La classifica prende in esame 2.500 ospedali in 32 Paesi, individuando in Italia 133 strutture di eccellenza sulla base di parametri che includono livello e qualità delle cure, ricerca, trattamenti e percezione del benessere e del miglioramento della qualità della vita dei pazienti. Il punteggio è determinato da un sondaggio online che ha coinvolto oltre 85mila esperti sanitari, oltre che da dati pubblici e questionari rivolti ai pazienti nel post-ricovero.
«Il riconoscimento ottenuto – afferma Antonio D’Urso, direttore generale dell’Azienda Ospedaliera di Perugia – è il frutto della dedizione e dello spirito innovativo che da sempre contraddistinguono il nostro ospedale, realtà importante non solo per il Centro Italia ma anche punto di riferimento a livello nazionale per l’eccellenza delle cure erogate.

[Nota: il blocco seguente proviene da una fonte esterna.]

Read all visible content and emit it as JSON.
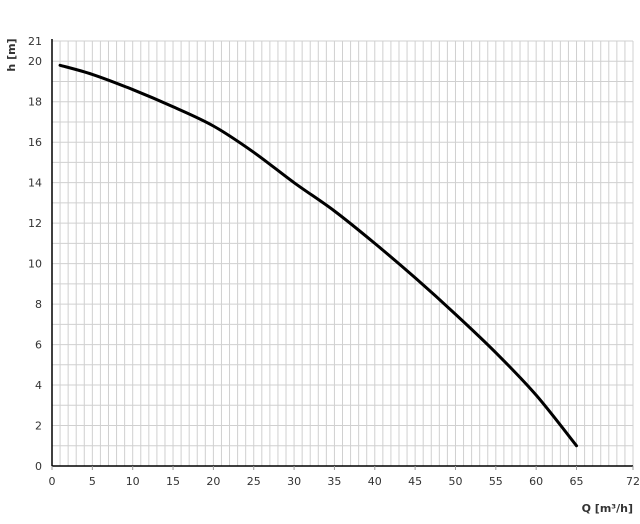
{
  "chart_data": {
    "type": "line",
    "title": "",
    "xlabel": "Q [m³/h]",
    "ylabel": "h [m]",
    "xlim": [
      0,
      72
    ],
    "ylim": [
      0,
      21
    ],
    "xticks": [
      0,
      5,
      10,
      15,
      20,
      25,
      30,
      35,
      40,
      45,
      50,
      55,
      60,
      65,
      72
    ],
    "yticks": [
      0,
      2,
      4,
      6,
      8,
      10,
      12,
      14,
      16,
      18,
      20,
      21
    ],
    "grid": true,
    "grid_minor_step_x": 1,
    "grid_minor_step_y": 1,
    "colors": {
      "curve": "#000000",
      "grid": "#d0d0d0",
      "axis": "#000000"
    },
    "series": [
      {
        "x": [
          1,
          5,
          10,
          15,
          20,
          25,
          30,
          35,
          40,
          45,
          50,
          55,
          60,
          65
        ],
        "y": [
          19.8,
          19.35,
          18.6,
          17.75,
          16.8,
          15.5,
          14.0,
          12.6,
          11.0,
          9.3,
          7.5,
          5.6,
          3.5,
          1.0
        ]
      }
    ]
  }
}
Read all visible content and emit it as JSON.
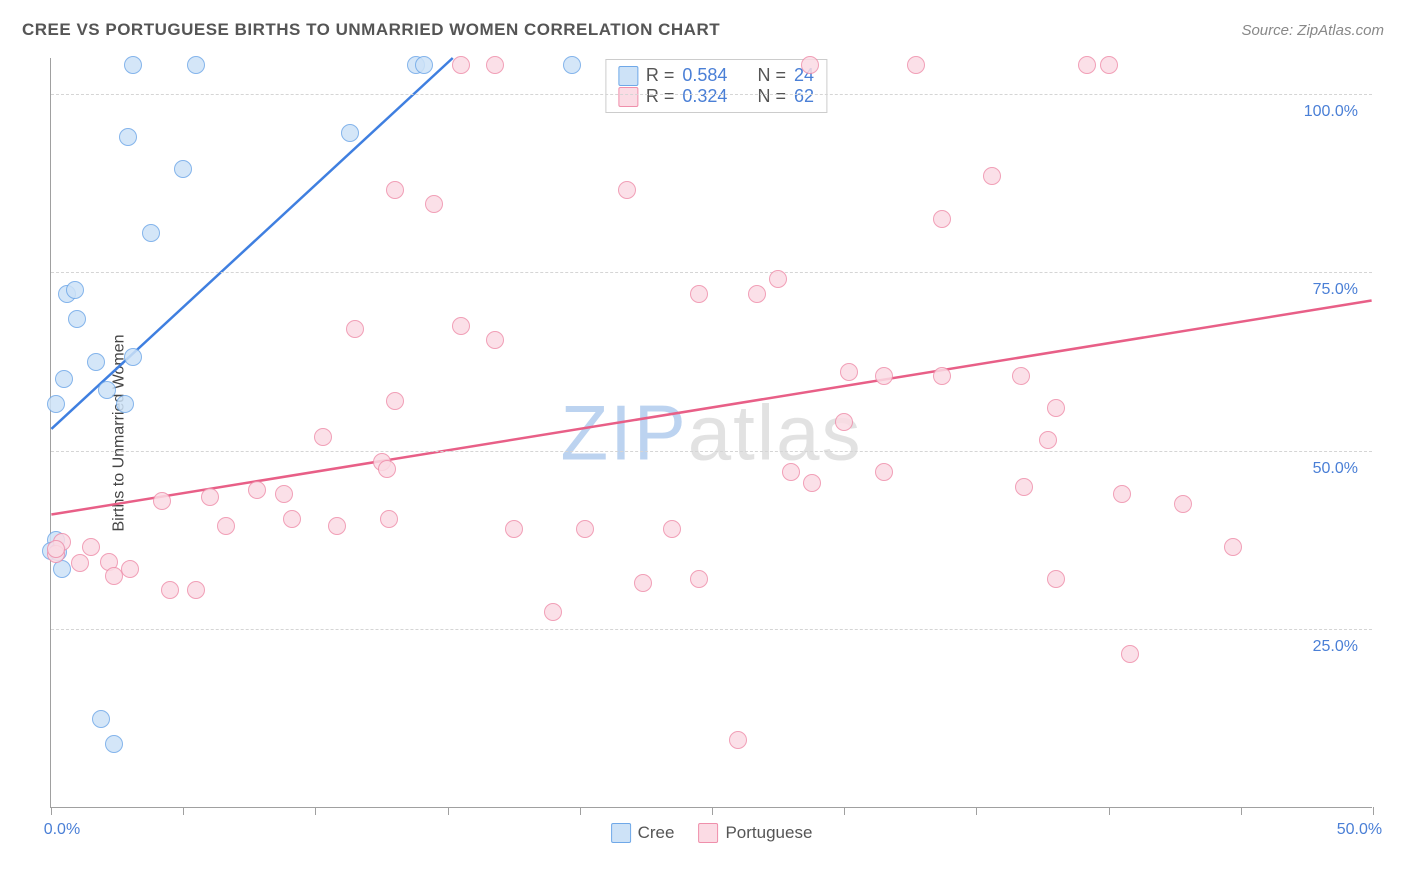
{
  "title": "CREE VS PORTUGUESE BIRTHS TO UNMARRIED WOMEN CORRELATION CHART",
  "source": "Source: ZipAtlas.com",
  "ylabel": "Births to Unmarried Women",
  "watermark_a": "ZIP",
  "watermark_b": "atlas",
  "chart": {
    "type": "scatter",
    "xlim": [
      0,
      50
    ],
    "ylim": [
      0,
      105
    ],
    "xticks": [
      0,
      5,
      10,
      15,
      20,
      25,
      30,
      35,
      40,
      45,
      50
    ],
    "xlabel_ticks": [
      0,
      50
    ],
    "xlabel_values": [
      "0.0%",
      "50.0%"
    ],
    "yticks": [
      25,
      50,
      75,
      100
    ],
    "ylabel_values": [
      "25.0%",
      "50.0%",
      "75.0%",
      "100.0%"
    ],
    "background_color": "#ffffff",
    "grid_color": "#d5d5d5",
    "axis_color": "#a0a0a0",
    "tick_label_color": "#4a7fd6",
    "series": [
      {
        "name": "Cree",
        "marker_fill": "#cde2f7",
        "marker_stroke": "#6fa8e8",
        "line_color": "#3f7fe0",
        "marker_radius": 9,
        "line_width": 2.5,
        "R": "0.584",
        "N": "24",
        "trend": {
          "x1": 0,
          "y1": 53,
          "x2": 15.2,
          "y2": 105
        },
        "points": [
          [
            3.1,
            104
          ],
          [
            5.5,
            104
          ],
          [
            13.8,
            104
          ],
          [
            14.1,
            104
          ],
          [
            19.7,
            104
          ],
          [
            2.9,
            94
          ],
          [
            5.0,
            89.5
          ],
          [
            11.3,
            94.5
          ],
          [
            3.8,
            80.5
          ],
          [
            0.6,
            72
          ],
          [
            0.9,
            72.5
          ],
          [
            1.0,
            68.5
          ],
          [
            1.7,
            62.5
          ],
          [
            3.1,
            63.2
          ],
          [
            0.5,
            60
          ],
          [
            0.2,
            56.5
          ],
          [
            2.1,
            58.5
          ],
          [
            2.8,
            56.5
          ],
          [
            0.2,
            37.5
          ],
          [
            0.0,
            36
          ],
          [
            0.25,
            35.8
          ],
          [
            0.4,
            33.5
          ],
          [
            1.9,
            12.5
          ],
          [
            2.4,
            9
          ]
        ]
      },
      {
        "name": "Portuguese",
        "marker_fill": "#fbdbe4",
        "marker_stroke": "#ef8fab",
        "line_color": "#e85f87",
        "marker_radius": 9,
        "line_width": 2.5,
        "R": "0.324",
        "N": "62",
        "trend": {
          "x1": 0,
          "y1": 41,
          "x2": 50,
          "y2": 71
        },
        "points": [
          [
            15.5,
            104
          ],
          [
            16.8,
            104
          ],
          [
            28.7,
            104
          ],
          [
            32.7,
            104
          ],
          [
            39.2,
            104
          ],
          [
            40.0,
            104
          ],
          [
            14.5,
            84.5
          ],
          [
            13.0,
            86.5
          ],
          [
            21.8,
            86.5
          ],
          [
            35.6,
            88.5
          ],
          [
            33.7,
            82.5
          ],
          [
            24.5,
            72
          ],
          [
            26.7,
            72
          ],
          [
            27.5,
            74
          ],
          [
            11.5,
            67
          ],
          [
            15.5,
            67.5
          ],
          [
            16.8,
            65.5
          ],
          [
            13.0,
            57.0
          ],
          [
            10.3,
            52
          ],
          [
            30.2,
            61
          ],
          [
            31.5,
            60.5
          ],
          [
            33.7,
            60.5
          ],
          [
            36.7,
            60.5
          ],
          [
            38.0,
            56
          ],
          [
            30.0,
            54
          ],
          [
            4.2,
            43
          ],
          [
            6.0,
            43.5
          ],
          [
            7.8,
            44.5
          ],
          [
            8.8,
            44
          ],
          [
            6.6,
            39.5
          ],
          [
            9.1,
            40.5
          ],
          [
            10.8,
            39.5
          ],
          [
            12.5,
            48.5
          ],
          [
            12.8,
            40.5
          ],
          [
            12.7,
            47.5
          ],
          [
            17.5,
            39
          ],
          [
            20.2,
            39
          ],
          [
            19.0,
            27.5
          ],
          [
            22.4,
            31.5
          ],
          [
            23.5,
            39
          ],
          [
            24.5,
            32
          ],
          [
            28.0,
            47
          ],
          [
            28.8,
            45.5
          ],
          [
            31.5,
            47
          ],
          [
            36.8,
            45
          ],
          [
            40.5,
            44
          ],
          [
            42.8,
            42.5
          ],
          [
            37.7,
            51.5
          ],
          [
            44.7,
            36.5
          ],
          [
            38.0,
            32
          ],
          [
            40.8,
            21.5
          ],
          [
            1.5,
            36.5
          ],
          [
            2.2,
            34.5
          ],
          [
            1.1,
            34.3
          ],
          [
            0.4,
            37.2
          ],
          [
            0.2,
            35.5
          ],
          [
            0.2,
            36.2
          ],
          [
            2.4,
            32.5
          ],
          [
            3.0,
            33.5
          ],
          [
            4.5,
            30.5
          ],
          [
            5.5,
            30.5
          ],
          [
            26.0,
            9.5
          ]
        ]
      }
    ]
  },
  "legend_top": {
    "rows": [
      {
        "swatch_fill": "#cde2f7",
        "swatch_stroke": "#6fa8e8",
        "r_label": "R =",
        "r_val": "0.584",
        "n_label": "N =",
        "n_val": "24"
      },
      {
        "swatch_fill": "#fbdbe4",
        "swatch_stroke": "#ef8fab",
        "r_label": "R =",
        "r_val": "0.324",
        "n_label": "N =",
        "n_val": "62"
      }
    ]
  },
  "legend_bottom": {
    "items": [
      {
        "swatch_fill": "#cde2f7",
        "swatch_stroke": "#6fa8e8",
        "label": "Cree"
      },
      {
        "swatch_fill": "#fbdbe4",
        "swatch_stroke": "#ef8fab",
        "label": "Portuguese"
      }
    ]
  }
}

Il traguardo raggiunto è, inoltre, il risultato di un costante rinnovamento delle infrastrutture e delle tecnologie e di un’intensa attività di ricerca scientifica condotta in sinergia con l’Università degli Studi di Perugia».
Sottolinea il valore della collaborazione istituzionale anche il rettore dell’Università degli Studi di Perugia, Massimiliano Marianelli: «Con piacere accolgo questo riconoscimento dell’Azienda Ospedaliera di Perugia che testimonia un lavoro serio e continuo sulla qualità delle cure, della ricerca e dell’innovazione. È un risultato che rafforza l’alleanza, per me decisiva, tra Università e sanità pubblica: formazione, ricerca e assistenza devono crescere insieme. Come Rettore, continuerò a lavorare in questa direzione con metodo, trasparenza e cura delle persone. L’Ateneo mette volentieri a disposizione le sue eccellenze al servizio della comunità».
Soddisfazione anche da parte della presidente della Regione Umbria, Stefania Proietti: «Questo importante risultato costituisce una fonte di soddisfazione per la comunità ospedaliera e per il territorio regionale e si traduce in uno stimolo potente a procedere con convinzione nella direzione di una assistenza sanitaria sempre più efficiente e su misura per ciascun paziente».
Per il settimo anno consecutivo, Newsweek e Statista hanno collaborato alla redazione della classifica, che rappresenta uno dei principali punti di riferimento internazionali nella valutazione delle strutture ospedaliere. Un traguardo che consolida ulteriormente il ruolo dell’Ospedale di Perugia tra le eccellenze della sanità italiana.